Banks may soon be a thing of the past, as technology-driven finance solutions (services that manage, invest, and even create new forms of currency) are gaining popularity among U.S. consumers.

More than half (53 percent) of Americans are considering jumping ship to financial tech providers, according to a new study from TransferWise, a peer-to-peer money transfer service. 

55 percent considered them to be just as or more secure than banks. Specifically, 9 percent planned to adopt automated service for mortgages, 11 percent for loans, and 6 percent for wealth management, the data from TransferWise showed.

The London, U.K.-based company has raised $91 million in venture capital funding, from such A-list investors as Andreessen Horowitz and Richard Branson, for a $1 billion valuation. TransferWise expanded into the U.S. one year ago. The startup considers this to be its most promising market.  

The study surveyed 9,230 adults (about 1,000 of whom were from the U.S.), and over 2,000 from the U.K. TransferWise gathered data from its own customers, as well as from YouGov consumer research.

"In five years' time, some parts of the sector will be almost universally controlled by non-banks. Other parts will be a mix. The most important result will be the true democratization of finance," said TransferWise's co-founder and CEO, Taavet Hinrikus. 

It's not too surprising that fintech companies like TransferWise, which says it saves users $1 million in transfers every day, are growing at a rapid rate. These services are often cheaper than banks; TransferWise charges a flat fee of 0.7 percent on a U.S. transfer, compared to the more standard 3 to 6 percent.

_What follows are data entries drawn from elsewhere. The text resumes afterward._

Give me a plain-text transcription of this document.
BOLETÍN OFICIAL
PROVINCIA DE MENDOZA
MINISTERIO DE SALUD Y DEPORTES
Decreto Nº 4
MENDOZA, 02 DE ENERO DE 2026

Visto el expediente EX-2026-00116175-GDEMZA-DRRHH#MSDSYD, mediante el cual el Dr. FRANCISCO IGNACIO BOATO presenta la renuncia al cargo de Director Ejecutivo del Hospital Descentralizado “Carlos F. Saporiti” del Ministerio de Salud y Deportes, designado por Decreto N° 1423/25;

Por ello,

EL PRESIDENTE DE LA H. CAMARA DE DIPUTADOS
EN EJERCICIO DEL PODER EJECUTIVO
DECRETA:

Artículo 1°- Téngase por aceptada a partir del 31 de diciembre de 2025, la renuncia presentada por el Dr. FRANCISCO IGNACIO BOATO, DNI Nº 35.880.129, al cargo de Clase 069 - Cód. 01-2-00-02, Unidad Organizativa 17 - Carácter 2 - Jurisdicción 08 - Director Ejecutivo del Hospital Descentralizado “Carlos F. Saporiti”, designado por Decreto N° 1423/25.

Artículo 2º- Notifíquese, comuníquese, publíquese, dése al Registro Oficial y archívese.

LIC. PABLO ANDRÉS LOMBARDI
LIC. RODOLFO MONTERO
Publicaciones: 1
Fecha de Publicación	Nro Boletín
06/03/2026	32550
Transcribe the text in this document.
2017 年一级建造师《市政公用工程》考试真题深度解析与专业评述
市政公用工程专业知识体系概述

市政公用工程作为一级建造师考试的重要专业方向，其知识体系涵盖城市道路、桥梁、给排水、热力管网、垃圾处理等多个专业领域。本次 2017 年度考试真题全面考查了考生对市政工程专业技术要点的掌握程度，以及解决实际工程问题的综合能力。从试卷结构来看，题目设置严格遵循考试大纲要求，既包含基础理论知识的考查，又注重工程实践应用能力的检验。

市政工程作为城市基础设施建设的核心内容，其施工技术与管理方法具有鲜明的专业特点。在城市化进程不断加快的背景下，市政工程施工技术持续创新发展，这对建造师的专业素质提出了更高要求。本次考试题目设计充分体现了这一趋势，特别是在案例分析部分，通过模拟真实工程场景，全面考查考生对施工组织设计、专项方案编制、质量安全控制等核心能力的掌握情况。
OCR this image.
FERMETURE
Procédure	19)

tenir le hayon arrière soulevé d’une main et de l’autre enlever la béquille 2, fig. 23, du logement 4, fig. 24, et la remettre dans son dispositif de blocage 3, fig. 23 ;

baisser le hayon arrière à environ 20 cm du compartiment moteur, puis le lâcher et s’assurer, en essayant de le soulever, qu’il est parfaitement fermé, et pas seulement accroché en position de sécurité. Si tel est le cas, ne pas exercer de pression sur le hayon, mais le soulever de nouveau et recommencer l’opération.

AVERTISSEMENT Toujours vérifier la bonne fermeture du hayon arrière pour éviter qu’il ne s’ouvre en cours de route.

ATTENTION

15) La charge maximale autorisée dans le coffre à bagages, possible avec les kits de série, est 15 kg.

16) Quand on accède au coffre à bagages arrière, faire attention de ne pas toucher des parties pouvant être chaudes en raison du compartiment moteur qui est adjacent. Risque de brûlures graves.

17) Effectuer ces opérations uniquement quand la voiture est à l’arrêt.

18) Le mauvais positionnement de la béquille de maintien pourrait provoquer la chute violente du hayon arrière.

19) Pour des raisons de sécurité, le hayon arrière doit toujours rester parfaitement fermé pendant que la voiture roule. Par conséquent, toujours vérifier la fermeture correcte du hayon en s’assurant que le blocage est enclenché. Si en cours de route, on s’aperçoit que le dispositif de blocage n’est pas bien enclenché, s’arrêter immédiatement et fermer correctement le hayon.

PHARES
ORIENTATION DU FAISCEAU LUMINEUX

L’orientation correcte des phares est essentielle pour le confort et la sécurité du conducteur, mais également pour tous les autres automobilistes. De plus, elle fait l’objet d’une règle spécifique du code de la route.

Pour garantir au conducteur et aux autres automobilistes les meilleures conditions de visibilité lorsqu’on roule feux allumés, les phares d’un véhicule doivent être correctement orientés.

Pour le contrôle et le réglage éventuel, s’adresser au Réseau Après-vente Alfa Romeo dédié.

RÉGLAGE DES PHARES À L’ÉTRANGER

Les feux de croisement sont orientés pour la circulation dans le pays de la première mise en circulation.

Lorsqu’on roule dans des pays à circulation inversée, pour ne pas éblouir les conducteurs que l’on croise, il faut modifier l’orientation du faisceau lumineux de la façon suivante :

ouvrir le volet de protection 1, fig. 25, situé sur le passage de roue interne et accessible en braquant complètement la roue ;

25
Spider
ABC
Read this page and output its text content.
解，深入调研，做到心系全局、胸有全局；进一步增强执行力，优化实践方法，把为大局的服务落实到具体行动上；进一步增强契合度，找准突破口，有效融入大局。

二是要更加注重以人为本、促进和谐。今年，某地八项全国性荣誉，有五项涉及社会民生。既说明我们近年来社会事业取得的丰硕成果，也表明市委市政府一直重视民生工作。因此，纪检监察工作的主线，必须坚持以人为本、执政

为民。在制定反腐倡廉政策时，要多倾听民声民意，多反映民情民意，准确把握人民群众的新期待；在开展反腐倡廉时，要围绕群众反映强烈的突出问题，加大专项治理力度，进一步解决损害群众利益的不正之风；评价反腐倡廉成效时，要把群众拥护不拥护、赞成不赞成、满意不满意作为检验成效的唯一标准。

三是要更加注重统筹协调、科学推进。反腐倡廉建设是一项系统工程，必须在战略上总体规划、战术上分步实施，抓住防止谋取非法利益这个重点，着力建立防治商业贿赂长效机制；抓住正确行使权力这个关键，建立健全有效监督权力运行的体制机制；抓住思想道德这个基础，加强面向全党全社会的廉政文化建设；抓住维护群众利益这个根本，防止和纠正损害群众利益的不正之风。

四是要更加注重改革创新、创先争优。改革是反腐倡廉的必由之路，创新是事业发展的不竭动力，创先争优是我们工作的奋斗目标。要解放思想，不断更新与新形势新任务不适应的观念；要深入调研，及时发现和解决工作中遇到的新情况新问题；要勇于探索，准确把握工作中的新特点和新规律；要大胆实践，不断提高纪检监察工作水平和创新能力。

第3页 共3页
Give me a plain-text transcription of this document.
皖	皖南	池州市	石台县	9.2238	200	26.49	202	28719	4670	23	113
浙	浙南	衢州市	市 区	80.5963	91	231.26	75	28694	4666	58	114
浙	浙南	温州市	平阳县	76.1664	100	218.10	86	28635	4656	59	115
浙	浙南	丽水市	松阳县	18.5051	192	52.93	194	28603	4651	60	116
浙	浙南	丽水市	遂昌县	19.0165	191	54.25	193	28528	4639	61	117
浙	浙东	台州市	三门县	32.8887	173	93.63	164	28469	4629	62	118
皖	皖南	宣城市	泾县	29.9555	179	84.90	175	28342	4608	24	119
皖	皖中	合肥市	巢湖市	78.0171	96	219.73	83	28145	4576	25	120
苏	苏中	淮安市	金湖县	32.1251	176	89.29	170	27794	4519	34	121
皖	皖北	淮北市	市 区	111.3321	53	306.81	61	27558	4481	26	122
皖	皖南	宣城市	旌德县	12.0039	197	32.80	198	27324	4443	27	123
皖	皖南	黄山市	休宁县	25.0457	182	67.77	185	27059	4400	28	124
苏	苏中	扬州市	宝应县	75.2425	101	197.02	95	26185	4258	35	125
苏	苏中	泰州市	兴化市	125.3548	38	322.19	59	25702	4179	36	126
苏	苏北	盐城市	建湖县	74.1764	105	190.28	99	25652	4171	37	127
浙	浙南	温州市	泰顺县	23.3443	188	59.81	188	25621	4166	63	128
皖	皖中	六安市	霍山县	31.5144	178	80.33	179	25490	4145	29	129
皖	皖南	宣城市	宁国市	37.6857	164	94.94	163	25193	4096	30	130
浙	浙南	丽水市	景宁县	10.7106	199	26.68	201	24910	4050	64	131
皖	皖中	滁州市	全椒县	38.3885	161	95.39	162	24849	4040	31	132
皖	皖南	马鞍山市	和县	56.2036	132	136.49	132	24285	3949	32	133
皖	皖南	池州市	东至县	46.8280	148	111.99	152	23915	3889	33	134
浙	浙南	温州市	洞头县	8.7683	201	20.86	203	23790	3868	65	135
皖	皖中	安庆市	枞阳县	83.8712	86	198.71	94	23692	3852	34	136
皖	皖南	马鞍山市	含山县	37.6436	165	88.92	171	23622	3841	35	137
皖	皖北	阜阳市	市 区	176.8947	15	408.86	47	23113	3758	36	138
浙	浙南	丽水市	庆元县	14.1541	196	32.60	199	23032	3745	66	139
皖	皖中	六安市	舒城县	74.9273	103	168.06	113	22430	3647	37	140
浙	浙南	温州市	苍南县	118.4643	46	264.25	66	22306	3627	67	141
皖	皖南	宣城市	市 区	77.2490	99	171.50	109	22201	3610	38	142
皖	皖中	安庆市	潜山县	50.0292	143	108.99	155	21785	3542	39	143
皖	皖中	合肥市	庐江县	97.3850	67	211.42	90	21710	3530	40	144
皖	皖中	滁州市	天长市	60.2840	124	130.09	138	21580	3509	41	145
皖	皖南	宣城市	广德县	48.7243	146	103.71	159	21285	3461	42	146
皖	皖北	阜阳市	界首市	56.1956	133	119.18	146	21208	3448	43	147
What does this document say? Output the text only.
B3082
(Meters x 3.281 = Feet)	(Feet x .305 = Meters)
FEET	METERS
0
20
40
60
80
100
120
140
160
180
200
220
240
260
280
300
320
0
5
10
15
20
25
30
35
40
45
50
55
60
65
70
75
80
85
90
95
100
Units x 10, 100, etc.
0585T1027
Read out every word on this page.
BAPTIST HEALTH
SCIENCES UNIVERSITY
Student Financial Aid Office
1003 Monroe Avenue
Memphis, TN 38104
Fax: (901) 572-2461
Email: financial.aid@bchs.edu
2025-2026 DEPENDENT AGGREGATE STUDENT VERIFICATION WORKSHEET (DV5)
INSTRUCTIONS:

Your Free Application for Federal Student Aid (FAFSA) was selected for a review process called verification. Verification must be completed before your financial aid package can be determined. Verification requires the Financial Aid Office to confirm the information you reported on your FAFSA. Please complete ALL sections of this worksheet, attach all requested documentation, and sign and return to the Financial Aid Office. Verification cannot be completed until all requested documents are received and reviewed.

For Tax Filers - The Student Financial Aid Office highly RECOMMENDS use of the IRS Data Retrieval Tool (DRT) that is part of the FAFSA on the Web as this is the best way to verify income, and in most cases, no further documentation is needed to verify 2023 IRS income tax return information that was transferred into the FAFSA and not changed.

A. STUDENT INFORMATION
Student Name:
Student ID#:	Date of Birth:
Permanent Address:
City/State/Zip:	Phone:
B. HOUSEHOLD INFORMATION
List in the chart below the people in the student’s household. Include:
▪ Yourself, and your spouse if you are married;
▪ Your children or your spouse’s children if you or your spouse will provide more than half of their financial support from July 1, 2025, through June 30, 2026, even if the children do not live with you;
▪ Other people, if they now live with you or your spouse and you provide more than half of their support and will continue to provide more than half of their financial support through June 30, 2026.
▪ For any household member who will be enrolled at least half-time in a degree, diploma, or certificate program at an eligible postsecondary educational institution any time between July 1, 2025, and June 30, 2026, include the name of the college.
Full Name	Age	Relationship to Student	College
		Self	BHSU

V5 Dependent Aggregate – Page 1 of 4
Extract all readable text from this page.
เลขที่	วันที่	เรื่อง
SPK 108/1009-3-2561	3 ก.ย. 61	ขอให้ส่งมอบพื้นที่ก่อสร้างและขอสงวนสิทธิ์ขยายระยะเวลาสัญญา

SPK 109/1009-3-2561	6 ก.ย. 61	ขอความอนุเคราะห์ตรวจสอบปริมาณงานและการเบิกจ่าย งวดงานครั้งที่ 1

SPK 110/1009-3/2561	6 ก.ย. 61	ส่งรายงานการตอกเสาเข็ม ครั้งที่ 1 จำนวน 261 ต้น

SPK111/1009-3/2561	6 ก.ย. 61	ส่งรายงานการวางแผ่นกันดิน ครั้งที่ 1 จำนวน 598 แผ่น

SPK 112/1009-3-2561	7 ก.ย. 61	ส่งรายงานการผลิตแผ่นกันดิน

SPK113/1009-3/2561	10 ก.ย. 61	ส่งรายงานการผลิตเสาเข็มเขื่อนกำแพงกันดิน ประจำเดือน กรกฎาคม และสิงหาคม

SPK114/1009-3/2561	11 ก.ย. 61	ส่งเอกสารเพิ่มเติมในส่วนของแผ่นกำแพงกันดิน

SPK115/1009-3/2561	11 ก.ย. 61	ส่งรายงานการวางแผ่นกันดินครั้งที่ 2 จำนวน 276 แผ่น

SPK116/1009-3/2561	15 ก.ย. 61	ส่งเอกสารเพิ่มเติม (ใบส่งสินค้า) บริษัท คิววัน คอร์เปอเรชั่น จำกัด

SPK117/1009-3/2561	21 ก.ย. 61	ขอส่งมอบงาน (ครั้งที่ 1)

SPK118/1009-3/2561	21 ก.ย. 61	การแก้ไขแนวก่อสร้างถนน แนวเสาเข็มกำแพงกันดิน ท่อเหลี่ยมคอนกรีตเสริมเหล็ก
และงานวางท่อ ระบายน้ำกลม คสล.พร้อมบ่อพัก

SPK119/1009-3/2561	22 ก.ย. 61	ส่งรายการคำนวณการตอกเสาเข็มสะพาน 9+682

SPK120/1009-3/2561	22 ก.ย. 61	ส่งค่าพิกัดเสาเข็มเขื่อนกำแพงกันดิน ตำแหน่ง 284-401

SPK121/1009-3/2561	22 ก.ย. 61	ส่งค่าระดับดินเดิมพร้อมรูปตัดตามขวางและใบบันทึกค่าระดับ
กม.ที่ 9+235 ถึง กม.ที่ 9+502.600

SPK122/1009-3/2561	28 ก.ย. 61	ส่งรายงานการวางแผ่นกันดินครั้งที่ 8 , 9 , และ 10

Still, there are potential drawbacks of financial technology solutions, especially considering that just 16 percent of the surveyed Americans said they currently don't trust their banks.

One concern is that startups (automated investment platforms, specifically) lack the human touch. Another is that such companies, while glossy, typically require a large amount of capital to operate. Experts are skeptical that they could truly become (and remain) profitable in the long run. 

"We have to distinguish between what people say they would consider with what they will actually do," adds Derek Frost, a principal executive advisor at CEB. "It remains to be seen how effective fintechs will be at delivering specific services at the retail level--and whether they will offer such services directly or (and this is more likely) in partnership with or as a part of traditional banks." 

Although TransferWise hasn't reached profitability, co-founder Kristo Käärman insists that it's because of their chosen focus on global expansion.

"We're not profitable today, but we don't have to be. We can invest in growth," he said. "If we wanted to, we could have been profitable a year ago, easily."